The consequences of this pattern ripple into the lives of ordinary Africans. Families bear the cost of fragmented development through inadequate infrastructure, limited energy access, and slow job creation. Youth, the continent’s greatest asset, with a median age under 20, often see scholarships or training programs reserved for a select few, while broader systemic opportunities remain absent.
This dependency model shapes cultural narratives too. Each foreign summit reinforces the image of African leaders as guests seeking validation, rather than hosts shaping a common future. The symbolism undermines confidence in local institutions and widens the gap between citizens and decision-makers.
Regionally, Africa’s lack of coordinated economic diplomacy undercuts initiatives such as AfCFTA, which promises to create the world’s largest free trade zone by population. Without unified bargaining, industrial corridors, energy grids, and digital platforms remain underdeveloped, leaving cross-border trade hampered by poor logistics and fragmented standards.
Globally, Africa risks being defined by others in a shifting world order. The competition for critical minerals, renewable energy, and digital governance is intensifying. While Europe seeks green partnerships, China invests in infrastructure, and the U.S. pursues security alliances, Africa has yet to hold a single continental summit to define its stance. The absence of such a platform weakens the continent’s collective role in shaping global rules for climate, technology, and trade.
Ironically, African leaders already recognized the need for transnational reform. In 2020, the AU adopted Decision 762 (XXXIII), mandating that only streamlined delegations such as the AU Bureau, regional bloc representatives and AU Commission leadership, should be the ones to attend external summits. The goal was to project unity, reduce costs and protect dignity. But in practice, the decision has been ignored. Heads of state still travel en masse to foreign capitals, often with more enthusiasm than they show for the AU Summit in Addis Ababa. The principle of continental unity has given way to the lure of photo opportunities and fragmented bilateral deals.

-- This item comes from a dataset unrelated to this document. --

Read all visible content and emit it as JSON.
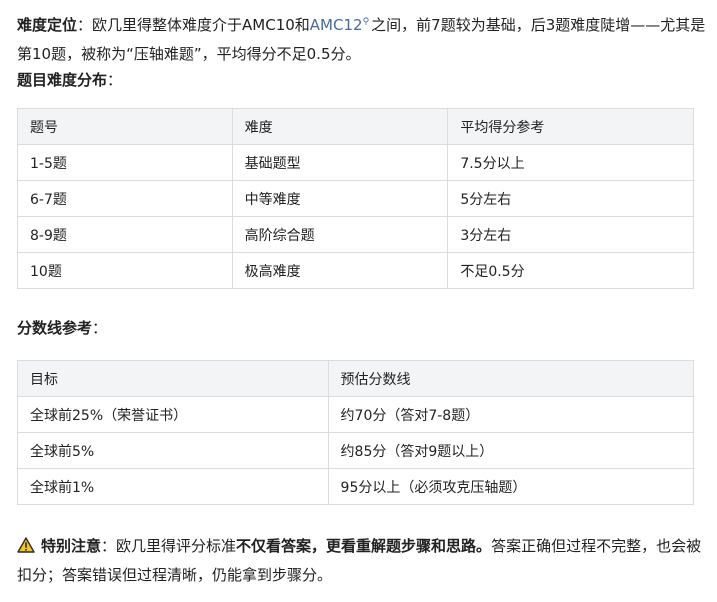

The way forward, analysts argue, requires bold shifts. Africa must strengthen its bargaining power by negotiating as a bloc, not as 55 separate supplicants. That means prioritizing large-scale collective initiatives: regional transport corridors, Africa-wide energy grids, green industrial parks, and digital integration. Such projects would not only align with Agenda 2063 but also reshape the continent’s economic sovereignty.
It also means placing citizens at the center. Families and youth need inclusive policies that create mass opportunities, not token scholarships. Civil society and private sectors must be embedded into decision-making, ensuring that diplomacy abroad reflects the aspirations of Africans at home.
As global power blocs shift and new economic paradigms emerge, Africa stands at a crossroads. Continuing the cycle of ritualized dependence risks consigning future generations to the margins of global decision-making. But reclaiming the AU mandate, enforcing streamlined representation, and convening Africa-owned summits could reposition the continent as an equal partner in shaping the 21st century.
The choice is stark. Africa can keep competing for fragmented pledges in foreign capitals — or it can build sovereignty through collective action on its own soil. The future cannot be outsourced.